= Jane Zielonko =

Polish-American translator

Jane Irene Zielonko (1922–1982) was the Polish-American translator of The Captive Mind (1953) by Czesław Miłosz, winner of the 1980 Nobel Prize in Literature. First published in Polish as Zniewolony umysł, the book examines the collaboration of intellectuals in the Eastern Bloc under Stalinism.

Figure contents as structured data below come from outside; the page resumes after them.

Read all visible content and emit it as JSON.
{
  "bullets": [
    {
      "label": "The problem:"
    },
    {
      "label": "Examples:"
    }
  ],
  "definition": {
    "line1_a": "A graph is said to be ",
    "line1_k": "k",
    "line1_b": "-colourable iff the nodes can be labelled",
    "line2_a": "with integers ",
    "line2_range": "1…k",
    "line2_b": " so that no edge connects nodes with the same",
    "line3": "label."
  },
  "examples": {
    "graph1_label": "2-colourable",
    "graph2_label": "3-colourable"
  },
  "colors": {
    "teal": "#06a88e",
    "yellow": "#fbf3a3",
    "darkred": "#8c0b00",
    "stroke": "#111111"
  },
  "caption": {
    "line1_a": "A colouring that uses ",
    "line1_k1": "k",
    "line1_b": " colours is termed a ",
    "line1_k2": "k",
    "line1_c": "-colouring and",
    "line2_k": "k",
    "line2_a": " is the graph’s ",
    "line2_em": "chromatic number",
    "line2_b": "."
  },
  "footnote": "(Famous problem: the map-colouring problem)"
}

==Early life and education==
Born to Polish immigrants, and resident in Philadelphia, Zielonko graduated in 1944 with an A.B. in English from the University of Pennsylvania and an A.M. in 1945 from Columbia University. Her master's thesis was titled "Some American Variants of Child Ballads".

==Work with Miłosz==
After Columbia, Zielonko taught English language and literature at Smith College. She met Czesław Miłosz while he was working as a cultural attaché in the embassy of the communist Polish People's Republic in Washington, DC. Apparently they had a brief affair, which ended when Zielonko moved to Paris to study at the Sorbonne on a Fulbright scholarship. Miłosz was married; he was living in Washington with his wife, and his second child was born in 1951.

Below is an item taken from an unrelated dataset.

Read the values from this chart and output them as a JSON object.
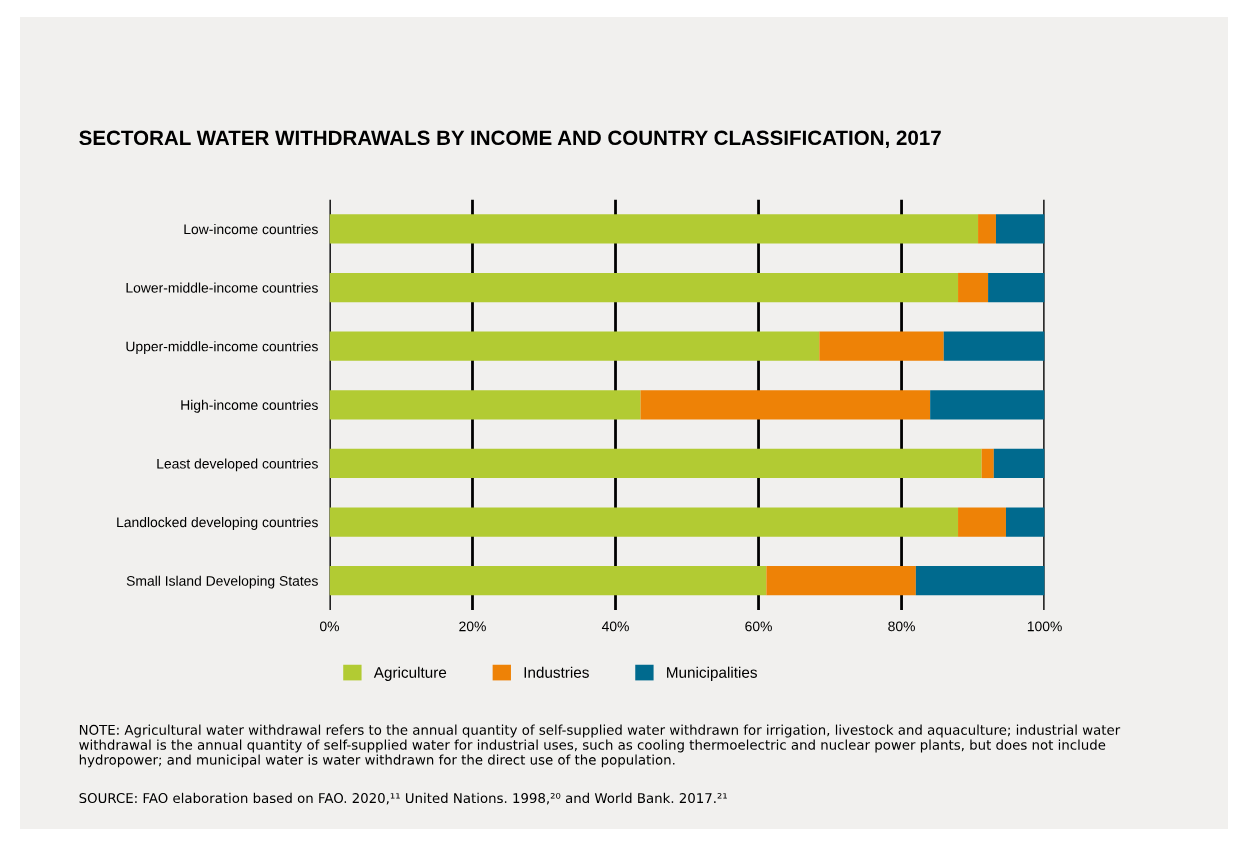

In December 1950, during a visit to Poland, Miłosz's passport was confiscated by the Polish government because of suspicions about his lack of ideological purity. In early 1951 the government nevertheless allowed him to visit Paris (apparently the foreign minister's wife was one of his supporters), where he defected. His family remained in the United States, but the American government denied him a visa because of fears about communist influence. At the same time, intellectuals in Paris were supportive of communism, which increased his sense of isolation. Zielonko, he wrote later, was one of the few people he could speak to about politics and literature who understood him.

Zielonko began translating The Captive Mind in the winter of 1951 and moved back to New York in early 1952. The two formed a close working relationship, although Miłosz said he "tormented" her during the translation: "friendship is one thing but when it comes to precision, I was implacable which, in reality, meant that I tormented her."
According to scholar Bartłomiej Biegajło, Zielonko's translation "frequently violated" the source text, with both omissions and additions, to produce a smoothly written English edition. Biegajło writes that this was probably done with Miłosz's encouragement.

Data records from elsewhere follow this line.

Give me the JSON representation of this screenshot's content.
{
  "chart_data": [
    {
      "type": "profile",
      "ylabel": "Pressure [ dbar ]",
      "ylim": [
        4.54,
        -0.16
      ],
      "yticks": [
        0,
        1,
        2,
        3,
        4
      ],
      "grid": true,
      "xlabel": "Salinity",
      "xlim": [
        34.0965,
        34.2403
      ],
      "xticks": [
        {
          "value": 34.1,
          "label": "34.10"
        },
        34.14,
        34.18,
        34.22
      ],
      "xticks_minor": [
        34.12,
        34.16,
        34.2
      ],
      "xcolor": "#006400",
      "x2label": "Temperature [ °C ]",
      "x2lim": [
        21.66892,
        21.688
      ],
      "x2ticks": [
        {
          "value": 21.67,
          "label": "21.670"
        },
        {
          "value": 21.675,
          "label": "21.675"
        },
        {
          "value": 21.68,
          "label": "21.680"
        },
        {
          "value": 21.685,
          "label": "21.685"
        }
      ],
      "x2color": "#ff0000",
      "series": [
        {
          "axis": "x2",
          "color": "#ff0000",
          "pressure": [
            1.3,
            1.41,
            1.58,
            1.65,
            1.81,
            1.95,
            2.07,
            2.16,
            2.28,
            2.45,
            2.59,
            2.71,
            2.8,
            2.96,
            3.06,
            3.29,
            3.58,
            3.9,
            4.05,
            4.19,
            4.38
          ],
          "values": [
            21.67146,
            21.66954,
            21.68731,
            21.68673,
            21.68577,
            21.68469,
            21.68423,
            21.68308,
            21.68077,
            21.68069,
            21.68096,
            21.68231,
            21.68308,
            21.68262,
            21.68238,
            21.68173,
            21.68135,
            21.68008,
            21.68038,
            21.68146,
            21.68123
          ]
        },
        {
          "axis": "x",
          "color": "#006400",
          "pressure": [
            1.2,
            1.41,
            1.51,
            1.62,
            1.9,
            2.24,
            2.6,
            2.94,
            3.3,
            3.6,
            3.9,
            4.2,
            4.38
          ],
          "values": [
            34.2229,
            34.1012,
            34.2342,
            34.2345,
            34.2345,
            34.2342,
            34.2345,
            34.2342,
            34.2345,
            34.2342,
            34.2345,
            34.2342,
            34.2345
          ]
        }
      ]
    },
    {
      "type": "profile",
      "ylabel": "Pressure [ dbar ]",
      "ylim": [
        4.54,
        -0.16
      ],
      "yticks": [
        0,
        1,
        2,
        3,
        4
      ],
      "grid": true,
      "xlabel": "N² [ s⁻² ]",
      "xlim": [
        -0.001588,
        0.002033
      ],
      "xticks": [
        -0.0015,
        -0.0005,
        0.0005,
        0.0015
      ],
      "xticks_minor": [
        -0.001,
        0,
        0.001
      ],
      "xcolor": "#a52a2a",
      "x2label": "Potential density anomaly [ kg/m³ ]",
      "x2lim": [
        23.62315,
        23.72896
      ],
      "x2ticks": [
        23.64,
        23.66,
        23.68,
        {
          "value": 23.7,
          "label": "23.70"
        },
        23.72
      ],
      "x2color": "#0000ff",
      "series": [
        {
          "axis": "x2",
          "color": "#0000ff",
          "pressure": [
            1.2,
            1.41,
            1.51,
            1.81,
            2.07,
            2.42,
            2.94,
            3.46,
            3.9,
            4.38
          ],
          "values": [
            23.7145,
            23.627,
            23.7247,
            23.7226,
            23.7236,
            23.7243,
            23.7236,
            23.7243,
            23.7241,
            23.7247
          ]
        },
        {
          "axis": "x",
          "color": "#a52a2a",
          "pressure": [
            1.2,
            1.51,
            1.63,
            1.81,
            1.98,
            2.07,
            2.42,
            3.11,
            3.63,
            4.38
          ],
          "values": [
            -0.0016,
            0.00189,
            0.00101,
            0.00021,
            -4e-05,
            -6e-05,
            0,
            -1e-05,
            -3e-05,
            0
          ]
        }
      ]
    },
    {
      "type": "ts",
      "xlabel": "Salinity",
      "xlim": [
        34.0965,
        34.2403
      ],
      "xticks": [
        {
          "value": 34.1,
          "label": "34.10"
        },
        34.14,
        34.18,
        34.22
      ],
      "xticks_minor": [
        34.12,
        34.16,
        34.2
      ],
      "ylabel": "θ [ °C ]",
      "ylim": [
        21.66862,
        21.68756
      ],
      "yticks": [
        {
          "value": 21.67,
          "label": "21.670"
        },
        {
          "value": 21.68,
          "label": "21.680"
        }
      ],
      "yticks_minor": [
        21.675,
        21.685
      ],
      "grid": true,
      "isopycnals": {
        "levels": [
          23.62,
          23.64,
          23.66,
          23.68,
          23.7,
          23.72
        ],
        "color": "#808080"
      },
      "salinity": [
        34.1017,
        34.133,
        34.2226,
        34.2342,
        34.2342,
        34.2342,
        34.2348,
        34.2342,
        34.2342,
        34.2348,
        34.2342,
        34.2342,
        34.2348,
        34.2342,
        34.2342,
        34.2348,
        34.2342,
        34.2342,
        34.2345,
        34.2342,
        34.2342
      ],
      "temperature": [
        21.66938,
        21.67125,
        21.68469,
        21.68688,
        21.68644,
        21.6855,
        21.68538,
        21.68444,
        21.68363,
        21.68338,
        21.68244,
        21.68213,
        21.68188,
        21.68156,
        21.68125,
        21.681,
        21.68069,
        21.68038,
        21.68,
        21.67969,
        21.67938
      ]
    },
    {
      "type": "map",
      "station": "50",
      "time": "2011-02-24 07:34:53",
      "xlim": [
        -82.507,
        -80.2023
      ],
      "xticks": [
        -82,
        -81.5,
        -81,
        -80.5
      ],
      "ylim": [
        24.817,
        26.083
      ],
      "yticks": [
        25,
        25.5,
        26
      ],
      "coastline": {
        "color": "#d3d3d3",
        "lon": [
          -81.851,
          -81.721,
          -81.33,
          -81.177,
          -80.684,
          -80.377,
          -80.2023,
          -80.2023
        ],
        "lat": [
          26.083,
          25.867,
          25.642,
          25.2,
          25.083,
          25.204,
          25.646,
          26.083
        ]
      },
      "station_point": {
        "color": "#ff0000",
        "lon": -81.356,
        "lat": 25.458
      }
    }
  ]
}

Miłosz described his work with Zielonko in his book Rok myśliwego (1989), which became one of the few sources of information about her. In that book Miłosz wrote that Zielonko had been suffering from a terminal illness at the time and saw the translation as a "test"; if she were able to complete it, it would mean she had beaten the disease.

==Later life==
By 1968 Zielonko had married an American attorney, Frank Peel (1927–2018). In 2004 Peel wrote a letter to the Wall Street Journal pointing out that an article the newspaper had published about The Captive Mind had failed to mention Zielonko. In that letter, he noted that she had worked as an adviser to Radio Free Europe and that she had accompanied Miłosz to Stockholm when he was awarded the Nobel Prize in Literature in 1980. She died two years later.

==Translations==
- (1953). Miłosz, Czesław. The Captive Mind. Trans. Jane Zielonko. New York: Alfred A. Knopf.
- (1968). Kołakowski, Leszek (1968). Political Thinking Beyond Politics: Toward a Marxist Humanism. Essays on the Left Today. Trans. Jane Zielonko Peel. New York: Grove Press.
- (1969). Kołakowski, Leszek (1969). Marxism and Beyond: On Historical Understanding and Individual Responsibility. Trans. Jane Zielonko Peel. London: Pall Mall Press.